Wicker Man, Prodigal Son, Daisy, Bard
Moonlighter that I am, I just finished reviewing Neil LaBute's THE WICKER MAN for Christianity Today Movies, a movie that's neither as bad as critics say it is nor as good as it could have been. I mention that here only because one of the chief pleasures of seeing the film was a brief glimpse of Christine Willes.
Christine does lovely work in the film: as briefly as she's on camera, she establishes a real screen presence. When the policeman arrives on Summersisle - Bowen Island, if I'm not mistaken - he first meets three women and asks them about the missing child. Christine is one of them, Sister Violet. You'll recognize her if you saw PRODIGAL SON at Pacific Theatre this spring, in which she played the mother.

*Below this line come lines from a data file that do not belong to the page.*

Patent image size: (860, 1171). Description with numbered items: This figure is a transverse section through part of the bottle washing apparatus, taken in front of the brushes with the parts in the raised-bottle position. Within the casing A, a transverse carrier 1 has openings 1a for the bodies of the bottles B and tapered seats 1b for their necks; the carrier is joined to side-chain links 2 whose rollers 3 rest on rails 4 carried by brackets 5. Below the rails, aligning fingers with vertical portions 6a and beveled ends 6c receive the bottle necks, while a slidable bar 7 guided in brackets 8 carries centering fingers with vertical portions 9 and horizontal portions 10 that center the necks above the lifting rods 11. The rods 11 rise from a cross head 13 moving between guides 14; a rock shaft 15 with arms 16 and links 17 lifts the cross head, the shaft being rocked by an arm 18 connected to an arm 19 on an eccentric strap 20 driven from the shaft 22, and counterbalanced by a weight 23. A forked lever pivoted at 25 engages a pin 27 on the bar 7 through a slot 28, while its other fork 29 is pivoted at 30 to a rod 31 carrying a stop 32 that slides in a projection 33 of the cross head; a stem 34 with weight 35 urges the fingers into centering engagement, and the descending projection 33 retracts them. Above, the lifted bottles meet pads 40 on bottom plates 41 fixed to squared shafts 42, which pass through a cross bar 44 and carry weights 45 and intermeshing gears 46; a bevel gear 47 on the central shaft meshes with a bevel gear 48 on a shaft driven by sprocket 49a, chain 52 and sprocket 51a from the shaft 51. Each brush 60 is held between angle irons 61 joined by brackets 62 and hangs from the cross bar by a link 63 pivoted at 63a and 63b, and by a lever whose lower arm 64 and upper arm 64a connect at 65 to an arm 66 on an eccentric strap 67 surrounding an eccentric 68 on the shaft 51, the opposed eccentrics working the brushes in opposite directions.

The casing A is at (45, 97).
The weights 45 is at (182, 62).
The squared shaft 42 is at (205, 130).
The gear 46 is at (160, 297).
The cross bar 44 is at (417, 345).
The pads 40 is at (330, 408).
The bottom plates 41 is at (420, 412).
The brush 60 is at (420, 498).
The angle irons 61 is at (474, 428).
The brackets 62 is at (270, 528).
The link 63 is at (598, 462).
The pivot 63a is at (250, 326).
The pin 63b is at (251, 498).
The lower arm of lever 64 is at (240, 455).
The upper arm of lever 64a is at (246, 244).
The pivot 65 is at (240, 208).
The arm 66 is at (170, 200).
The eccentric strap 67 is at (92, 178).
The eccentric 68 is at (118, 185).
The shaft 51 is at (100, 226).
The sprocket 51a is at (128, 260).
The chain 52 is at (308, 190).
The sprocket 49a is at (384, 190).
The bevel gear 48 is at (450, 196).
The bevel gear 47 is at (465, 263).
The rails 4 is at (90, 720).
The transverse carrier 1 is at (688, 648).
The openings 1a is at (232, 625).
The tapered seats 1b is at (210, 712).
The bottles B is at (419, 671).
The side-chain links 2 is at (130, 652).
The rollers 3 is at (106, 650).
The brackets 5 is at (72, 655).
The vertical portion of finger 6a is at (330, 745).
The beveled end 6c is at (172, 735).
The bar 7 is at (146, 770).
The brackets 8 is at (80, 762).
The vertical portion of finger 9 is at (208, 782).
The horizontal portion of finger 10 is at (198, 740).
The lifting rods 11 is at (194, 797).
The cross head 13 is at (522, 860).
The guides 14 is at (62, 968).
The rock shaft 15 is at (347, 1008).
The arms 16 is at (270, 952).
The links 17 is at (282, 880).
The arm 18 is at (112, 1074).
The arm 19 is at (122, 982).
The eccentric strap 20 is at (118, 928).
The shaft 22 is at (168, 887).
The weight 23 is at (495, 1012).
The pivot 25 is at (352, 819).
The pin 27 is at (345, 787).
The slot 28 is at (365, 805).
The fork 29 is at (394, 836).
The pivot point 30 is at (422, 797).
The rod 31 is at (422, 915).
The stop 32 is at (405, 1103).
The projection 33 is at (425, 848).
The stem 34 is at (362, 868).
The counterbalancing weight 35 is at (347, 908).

I consider Christine's performance in that show one of the absolute finest on our stage in 22 seasons. Extraordinary commitment, embodying such a wide span of age, funny, heart-breaking, true. We've talked about maybe doing DRIVING MISS DAISY, with Christine opposite Tom Pickett. Wouldn't that be something to experience! In our intimate space? Who knows, maybe in 2007-2008...
By the way, there are still a handful of performances of TROILUS & CRESSIDA at Bard On The Beach, a production which thrilled me, and which has stayed vividly in my mind all summer. It transposes the Trojan Wars to the American Civil War to great effect: I was reminded that there are places in the South that linguists claim most closely resemble the way the English language was spoken in Elizabethan England, and hearing the way Shakespeare's language sings when played south of the Mason-Dixon line, I can't help but think there's something to that.
At any rate, Tom Pickett is remarkable in T&C, with a kind of physical extension I've never before seen him have the opportunity to explore. It's a gutsy, detailed, virtuoso turn: both he and Alan Gray take the premise and make something astonishing of it, the standouts in a very strong cast. (Tom Pickett has played in MASTER HAROLD... & THE BOYS, TENT MEETING, PLAYLAND, HOSPITALITY SUITE and SHADOWLANDS at Pacific Theatre, as well as various roles at many other Vancouver area theatres.)
Also at Bard, a very effective MEASURE FOR MEASURE in a WW2-ish Italian fascist setting. Karen Rae and Kyle Rideout are wonderful as Isabella and her brother, in another very strong cast. Karen and Kyle were together in HALO, and you've also seen Kyle on the PT stage in BEGGARS AT THE WATERS OF IMMORTALITY (Anthony Ingram's Yeats triple-feature) and THE FARNDALE CHRISTMAS CAROL, for which he snagged a Jessie.